MOSCOW — Freed Ukrainian pilot Nadezhda Savchenko arrived Wednesday in Kiev to a hero’s welcome, military awards and speeches alongside President Petro Poroshenko after being swapped for two alleged Russian intelligence officers who were returned to Moscow.

Savchenko was met at Kiev’s Boryspil airport by her mother and sister, Ukrainian politicians and hundreds of journalists before driving into the city to make a statement alongside Poroshenko.

“I am always ready to lay down my life on the battlefield for Ukraine,” Savchenko said in an impromptu speech shortly after touching down in Kiev, the Unian news agency reported.

“In Ukraine we will live as people are supposed to live. Honestly, I don’t know how to do this. I won’t promise you that this can be achieved tomorrow. But I will say to you that I am prepared to die at any moment so this can come to pass,” she said.

RTSFVAP
Ukrainian President Petro Poroshenko makes a statement with Ukrainian servicewoman Nadezhda Savchenko in Kiev, May 25, 2016. Reuters

The prisoner exchange may go some way to easing tensions between Moscow and Kiev, which peaked upon Russia’s 2014 annexation of the southern Crimea region and subsequent support for anti-Kiev rebels in the east of the country. The European Union will decide in a few weeks whether to prolong a raft of sanctions against Moscow that have helped drive Russia into its longest recession in 18 years.

At the other end of the exchange, in contrast to the reception for Savchenko, purported Russian soldiers Yevgeny Yerofeyev and Alexander Alexandrov arrived in Moscow by plane and were greeted by their wives in the presence of just a handful of state-owned television cameras. The men, expected to return to their home city of Tolyatti on the Volga later Wednesday, made no comment to reporters, and Kremlin spokesman Dmitry Peskov said there were no plans for them to meet President Vladimir Putin.

Yerofeyev and Alexandrov were captured in Ukraine in 2014 and admitted to being intelligence officers. The Kremlin has denied that Russian soldiers on active duty fought in Ukraine.
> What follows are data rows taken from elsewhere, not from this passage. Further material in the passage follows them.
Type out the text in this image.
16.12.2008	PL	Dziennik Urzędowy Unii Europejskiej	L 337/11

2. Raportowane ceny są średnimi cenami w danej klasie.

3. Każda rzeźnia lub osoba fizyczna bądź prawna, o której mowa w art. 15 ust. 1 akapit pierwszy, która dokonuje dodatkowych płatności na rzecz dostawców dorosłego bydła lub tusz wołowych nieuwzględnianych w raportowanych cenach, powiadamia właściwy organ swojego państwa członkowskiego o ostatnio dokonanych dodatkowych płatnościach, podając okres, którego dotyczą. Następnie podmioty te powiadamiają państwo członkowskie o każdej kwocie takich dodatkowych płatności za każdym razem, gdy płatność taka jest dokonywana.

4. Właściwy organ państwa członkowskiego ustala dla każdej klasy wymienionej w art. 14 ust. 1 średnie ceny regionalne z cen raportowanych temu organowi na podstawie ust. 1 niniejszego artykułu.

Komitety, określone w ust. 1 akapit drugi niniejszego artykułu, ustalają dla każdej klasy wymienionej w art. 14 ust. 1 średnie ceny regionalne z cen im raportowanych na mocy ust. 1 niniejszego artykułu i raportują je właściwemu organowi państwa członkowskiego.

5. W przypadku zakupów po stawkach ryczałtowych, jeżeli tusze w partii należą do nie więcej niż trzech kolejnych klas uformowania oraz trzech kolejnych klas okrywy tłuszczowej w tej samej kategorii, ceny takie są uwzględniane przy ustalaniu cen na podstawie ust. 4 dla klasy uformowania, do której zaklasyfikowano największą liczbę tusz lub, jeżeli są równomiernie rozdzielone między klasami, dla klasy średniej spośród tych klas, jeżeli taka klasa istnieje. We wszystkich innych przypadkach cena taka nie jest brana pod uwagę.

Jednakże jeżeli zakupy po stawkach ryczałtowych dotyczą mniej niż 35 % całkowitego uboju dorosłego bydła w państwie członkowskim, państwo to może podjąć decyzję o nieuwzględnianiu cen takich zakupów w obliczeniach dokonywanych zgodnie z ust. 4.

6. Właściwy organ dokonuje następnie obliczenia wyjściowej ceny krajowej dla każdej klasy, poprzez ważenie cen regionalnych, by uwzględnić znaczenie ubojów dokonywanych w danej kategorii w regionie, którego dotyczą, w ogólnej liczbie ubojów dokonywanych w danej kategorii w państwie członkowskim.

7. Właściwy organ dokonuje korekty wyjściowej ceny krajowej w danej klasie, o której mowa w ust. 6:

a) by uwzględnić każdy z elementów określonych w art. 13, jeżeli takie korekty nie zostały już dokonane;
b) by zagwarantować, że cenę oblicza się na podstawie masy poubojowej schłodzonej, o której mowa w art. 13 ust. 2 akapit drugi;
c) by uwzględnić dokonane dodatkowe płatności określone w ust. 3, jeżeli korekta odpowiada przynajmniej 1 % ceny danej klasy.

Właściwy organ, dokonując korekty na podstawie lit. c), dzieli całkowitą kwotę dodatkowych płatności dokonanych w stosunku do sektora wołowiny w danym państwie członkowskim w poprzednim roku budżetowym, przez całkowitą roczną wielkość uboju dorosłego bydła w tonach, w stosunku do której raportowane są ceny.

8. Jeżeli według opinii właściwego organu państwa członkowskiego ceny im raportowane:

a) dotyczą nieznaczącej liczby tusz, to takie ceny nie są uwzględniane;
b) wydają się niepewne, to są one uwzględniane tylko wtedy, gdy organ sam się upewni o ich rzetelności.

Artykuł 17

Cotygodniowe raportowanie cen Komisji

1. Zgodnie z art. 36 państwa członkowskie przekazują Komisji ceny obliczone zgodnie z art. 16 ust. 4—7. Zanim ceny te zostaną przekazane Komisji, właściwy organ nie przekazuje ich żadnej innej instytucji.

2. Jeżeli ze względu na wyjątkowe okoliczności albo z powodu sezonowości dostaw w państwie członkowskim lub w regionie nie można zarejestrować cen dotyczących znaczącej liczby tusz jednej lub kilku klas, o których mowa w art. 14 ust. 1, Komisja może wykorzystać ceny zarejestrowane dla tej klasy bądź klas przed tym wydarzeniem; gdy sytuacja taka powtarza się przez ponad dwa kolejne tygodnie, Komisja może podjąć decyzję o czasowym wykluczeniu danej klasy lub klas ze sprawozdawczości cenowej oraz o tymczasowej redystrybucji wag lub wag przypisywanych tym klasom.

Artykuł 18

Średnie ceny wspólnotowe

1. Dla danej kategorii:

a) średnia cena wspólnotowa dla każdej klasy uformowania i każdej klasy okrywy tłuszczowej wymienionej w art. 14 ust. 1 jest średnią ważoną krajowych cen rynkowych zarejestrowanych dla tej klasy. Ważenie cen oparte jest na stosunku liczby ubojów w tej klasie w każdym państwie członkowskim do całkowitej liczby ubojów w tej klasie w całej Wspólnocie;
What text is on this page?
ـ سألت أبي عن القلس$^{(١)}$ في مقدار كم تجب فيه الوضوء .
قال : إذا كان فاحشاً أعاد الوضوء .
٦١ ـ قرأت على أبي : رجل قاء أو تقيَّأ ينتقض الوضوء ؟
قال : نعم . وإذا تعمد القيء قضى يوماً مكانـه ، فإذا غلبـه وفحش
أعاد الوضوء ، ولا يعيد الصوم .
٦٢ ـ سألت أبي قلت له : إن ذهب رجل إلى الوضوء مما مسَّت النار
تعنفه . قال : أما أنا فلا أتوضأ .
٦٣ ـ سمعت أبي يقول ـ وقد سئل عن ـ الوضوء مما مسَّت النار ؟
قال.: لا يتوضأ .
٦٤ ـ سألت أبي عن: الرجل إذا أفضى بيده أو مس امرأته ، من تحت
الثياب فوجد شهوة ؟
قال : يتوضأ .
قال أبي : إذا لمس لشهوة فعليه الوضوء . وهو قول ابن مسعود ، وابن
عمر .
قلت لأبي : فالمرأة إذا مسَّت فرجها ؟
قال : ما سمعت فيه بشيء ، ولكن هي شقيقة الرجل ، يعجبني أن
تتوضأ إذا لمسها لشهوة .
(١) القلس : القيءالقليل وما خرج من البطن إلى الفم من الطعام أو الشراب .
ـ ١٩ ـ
Screen Shot 2016-05-25 at 18
Alleged Russian intelligence officers Yevgeny Yerofeyev and Alexander Alexandrov are shown by the state-owned RT channel arriving in Moscow, May 25, 2016. RT

The swap was made possible after Putin officially pardoned Savchenko and Poroshenko issued a similar decree for Yerofeyev and Alexandrov. Savchenko was sentenced by a Russian court to 22 years behind bars for the alleged murder of two Russian journalists in Eastern Ukraine in 2014, while Kiev convicted Yerofeyev and Alexandrov on terrorism charges and sentenced them to 14 years in jail this month.

Putin said Wednesday in a transcript released by the Kremlin he issued the pardon for Savchenko after a request by the widows of the two journalists whose deaths Savchenko was convicted of causing, in an artillery strike, in Eastern Ukraine. Putin said the decision to release Savchenko would “reduce confrontation.”

Speaking alongside Savchenko in Kiev, Poroshenko thanked European countries and the United States for their assistance in negotiating her release and presented Savchenko with the prestigious order of the Hero of Ukraine. “Like we got back Nadya, we will get back Donbass and Crimea,” Poroshenko said, referring to the area of Eastern Ukraine under separatist control.

European Union foreign affairs chief Federica Mogherini tweeted Wednesday that Savchenko’s release was “long-awaited good news that the EU celebrates together with her country.”

RTSFUYS
Ukrainian servicewoman Nadezhda Savchenko talks to the media at Boryspil International Airport outside Kiev, May 25, 2016. Reuters

Savchenko became a symbol of Ukrainian resistance to Russia during her almost two years of captivity. She consistently defied the authority of the Russian court where she was tried, at one point even raising her middle finger at the judge, and embarked on hunger strikes that saw her hospitalized. She was elected in absentia to the Ukrainian Parliament in 2014.

She consistently denied the murder charges of which she was convicted, alleging instead that she was captured by separatists while fighting with a nationalist brigade in Eastern Ukraine and illegally spirited across the border to Russia.

It is not known what Savchenko plans to do now that she is back in Ukraine — but there is intense speculation she could use her popularity to embark on a political career. A onetime pinup for the post-Soviet Ukrainian armed forces, Savchenko served in a contingent deployed to Iraq after the 2003 U.S. invasion and was featured in a 2011 Ukrainian military propaganda film.

While Savchenko is now free, there are more than 10 other Ukrainians still in Russian jail that Kiev deems political prisoners. Some of the most prominent figures on the list are film director Oleg Sentsov, 39, who was sentenced to 20 years in prison in August on terrorism charges, and Yuri Soloshenko, a 73-year-old reportedly suffering from cancer, who was sentenced to six years in prison in October on spying charges.